“Good morning, Mr. Sileo.”
“You ready for a good day’s work?”
“I’m always ready to work, Mr. Sileo. But I haven’t had a chance to talk to Mr. Bock yet. You told me you’d point him out.”
“Anyone here could do that.”
“There’s a lot of people here. I didn’t expect to see so many.”
“If you get here early, you get the best shit. And if you come late, you get what’s left a hell of a lot cheaper. See that fucker sleeping in the back of the Ford pickup?” Sileo pointed. “He drives all the way down here from Sarasota once a week, waits until nine or ten, and then loads up on what’s left at rock-bottom prices.

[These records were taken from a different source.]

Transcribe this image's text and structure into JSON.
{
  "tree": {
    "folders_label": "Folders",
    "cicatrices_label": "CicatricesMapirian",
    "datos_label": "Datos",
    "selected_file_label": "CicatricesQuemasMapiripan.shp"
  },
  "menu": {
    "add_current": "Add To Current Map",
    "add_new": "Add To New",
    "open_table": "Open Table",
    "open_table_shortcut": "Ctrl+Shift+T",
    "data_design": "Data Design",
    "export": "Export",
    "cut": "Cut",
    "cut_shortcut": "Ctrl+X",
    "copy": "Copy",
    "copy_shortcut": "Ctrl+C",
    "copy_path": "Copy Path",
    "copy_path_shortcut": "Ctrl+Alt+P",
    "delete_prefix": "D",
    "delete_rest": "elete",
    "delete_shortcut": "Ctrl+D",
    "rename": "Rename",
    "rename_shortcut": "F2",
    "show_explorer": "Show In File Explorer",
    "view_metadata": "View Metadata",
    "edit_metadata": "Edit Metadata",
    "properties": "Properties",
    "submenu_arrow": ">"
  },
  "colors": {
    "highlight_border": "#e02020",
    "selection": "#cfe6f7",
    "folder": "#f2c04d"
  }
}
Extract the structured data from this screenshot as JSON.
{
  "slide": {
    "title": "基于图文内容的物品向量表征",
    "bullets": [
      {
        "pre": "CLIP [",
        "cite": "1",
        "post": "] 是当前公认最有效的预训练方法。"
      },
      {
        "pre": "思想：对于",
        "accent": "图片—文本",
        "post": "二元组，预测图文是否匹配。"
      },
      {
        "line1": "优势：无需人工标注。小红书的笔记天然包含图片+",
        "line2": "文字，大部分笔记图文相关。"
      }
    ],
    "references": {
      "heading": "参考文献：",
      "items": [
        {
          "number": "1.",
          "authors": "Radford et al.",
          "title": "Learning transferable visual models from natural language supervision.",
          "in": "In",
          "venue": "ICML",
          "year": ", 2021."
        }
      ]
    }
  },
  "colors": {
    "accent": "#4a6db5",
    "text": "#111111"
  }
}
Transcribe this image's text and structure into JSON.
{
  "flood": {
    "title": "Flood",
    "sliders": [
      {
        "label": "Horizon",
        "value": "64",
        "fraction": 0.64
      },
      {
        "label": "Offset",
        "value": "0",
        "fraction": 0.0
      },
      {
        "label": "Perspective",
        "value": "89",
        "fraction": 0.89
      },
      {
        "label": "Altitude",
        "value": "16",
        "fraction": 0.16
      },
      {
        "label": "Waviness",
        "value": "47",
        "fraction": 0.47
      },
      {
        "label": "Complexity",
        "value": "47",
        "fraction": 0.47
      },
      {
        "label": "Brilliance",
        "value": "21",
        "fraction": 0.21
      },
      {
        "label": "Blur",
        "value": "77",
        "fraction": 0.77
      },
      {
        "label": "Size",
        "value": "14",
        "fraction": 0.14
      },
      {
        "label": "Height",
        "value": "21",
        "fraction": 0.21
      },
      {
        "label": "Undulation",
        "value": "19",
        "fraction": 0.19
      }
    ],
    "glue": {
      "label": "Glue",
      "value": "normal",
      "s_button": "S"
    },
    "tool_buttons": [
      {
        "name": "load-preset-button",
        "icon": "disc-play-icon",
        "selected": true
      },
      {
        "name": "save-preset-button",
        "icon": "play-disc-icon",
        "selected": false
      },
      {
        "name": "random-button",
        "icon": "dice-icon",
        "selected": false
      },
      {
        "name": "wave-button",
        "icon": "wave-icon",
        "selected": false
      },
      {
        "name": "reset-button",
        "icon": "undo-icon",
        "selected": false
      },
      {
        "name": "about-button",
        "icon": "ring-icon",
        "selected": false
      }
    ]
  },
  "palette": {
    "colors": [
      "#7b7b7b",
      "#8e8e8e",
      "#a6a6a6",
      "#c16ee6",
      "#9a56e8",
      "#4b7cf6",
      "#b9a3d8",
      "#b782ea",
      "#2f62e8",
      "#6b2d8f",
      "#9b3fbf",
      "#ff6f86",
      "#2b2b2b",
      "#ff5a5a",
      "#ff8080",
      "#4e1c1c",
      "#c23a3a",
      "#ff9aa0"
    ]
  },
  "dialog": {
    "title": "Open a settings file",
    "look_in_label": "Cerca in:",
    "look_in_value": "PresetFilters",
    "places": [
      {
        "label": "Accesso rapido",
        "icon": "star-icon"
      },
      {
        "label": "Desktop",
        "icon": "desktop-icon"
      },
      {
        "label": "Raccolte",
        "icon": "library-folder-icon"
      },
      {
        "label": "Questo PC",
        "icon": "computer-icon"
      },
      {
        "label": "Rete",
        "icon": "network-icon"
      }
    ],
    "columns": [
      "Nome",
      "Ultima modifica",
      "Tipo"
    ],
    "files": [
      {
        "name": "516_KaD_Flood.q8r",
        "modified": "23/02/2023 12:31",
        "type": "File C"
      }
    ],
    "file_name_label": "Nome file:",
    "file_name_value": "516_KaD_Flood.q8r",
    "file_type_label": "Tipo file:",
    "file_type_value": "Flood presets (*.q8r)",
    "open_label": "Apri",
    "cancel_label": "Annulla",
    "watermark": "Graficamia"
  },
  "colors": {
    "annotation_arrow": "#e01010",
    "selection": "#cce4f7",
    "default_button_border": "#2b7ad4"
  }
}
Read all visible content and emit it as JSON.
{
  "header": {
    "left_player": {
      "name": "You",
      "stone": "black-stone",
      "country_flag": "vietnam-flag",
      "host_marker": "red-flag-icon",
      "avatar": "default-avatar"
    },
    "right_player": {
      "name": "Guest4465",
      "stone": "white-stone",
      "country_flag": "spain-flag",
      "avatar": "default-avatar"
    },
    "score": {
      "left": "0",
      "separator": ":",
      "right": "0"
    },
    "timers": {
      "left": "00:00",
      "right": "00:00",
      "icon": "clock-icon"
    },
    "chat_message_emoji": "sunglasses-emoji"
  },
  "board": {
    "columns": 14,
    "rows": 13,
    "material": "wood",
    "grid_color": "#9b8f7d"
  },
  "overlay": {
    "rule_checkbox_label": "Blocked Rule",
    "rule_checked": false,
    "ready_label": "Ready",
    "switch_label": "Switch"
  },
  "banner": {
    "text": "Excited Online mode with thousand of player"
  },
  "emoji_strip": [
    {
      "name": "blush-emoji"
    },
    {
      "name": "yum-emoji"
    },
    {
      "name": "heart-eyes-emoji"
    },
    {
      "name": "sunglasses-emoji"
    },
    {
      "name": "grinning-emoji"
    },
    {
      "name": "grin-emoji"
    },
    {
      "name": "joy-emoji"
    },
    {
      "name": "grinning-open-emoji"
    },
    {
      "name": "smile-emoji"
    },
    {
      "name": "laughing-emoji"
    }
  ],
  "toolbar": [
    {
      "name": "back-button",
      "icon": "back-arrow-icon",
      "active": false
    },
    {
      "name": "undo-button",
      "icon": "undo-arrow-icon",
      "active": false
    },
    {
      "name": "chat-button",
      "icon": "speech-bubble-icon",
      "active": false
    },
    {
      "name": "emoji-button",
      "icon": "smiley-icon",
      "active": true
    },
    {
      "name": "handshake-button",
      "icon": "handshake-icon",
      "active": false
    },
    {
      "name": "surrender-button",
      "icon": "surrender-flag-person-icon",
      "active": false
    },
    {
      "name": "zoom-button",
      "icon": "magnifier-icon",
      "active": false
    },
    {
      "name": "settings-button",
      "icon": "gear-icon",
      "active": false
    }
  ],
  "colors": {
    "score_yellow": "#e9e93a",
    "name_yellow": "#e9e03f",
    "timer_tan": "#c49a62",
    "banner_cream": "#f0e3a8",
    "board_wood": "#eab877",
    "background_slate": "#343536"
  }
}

He has his own little grocery store up there in Sarasota, and he cleans up. I could buy the same way, ’cause I’m right here in town, but I’d rather be successful selling good food at reasonable prices.”
“Sure,” Hoke said, remembering that he had worked for less than a dollar an hour for this cheap Levantine bastard. “How do I find Mr. Bock?”
“He’s in a tent on the other side near the coffee stall. He’ll have a half dozen Haitians with him probably. I’ll wait here for you, and you can ride back to the cafeteria with me.”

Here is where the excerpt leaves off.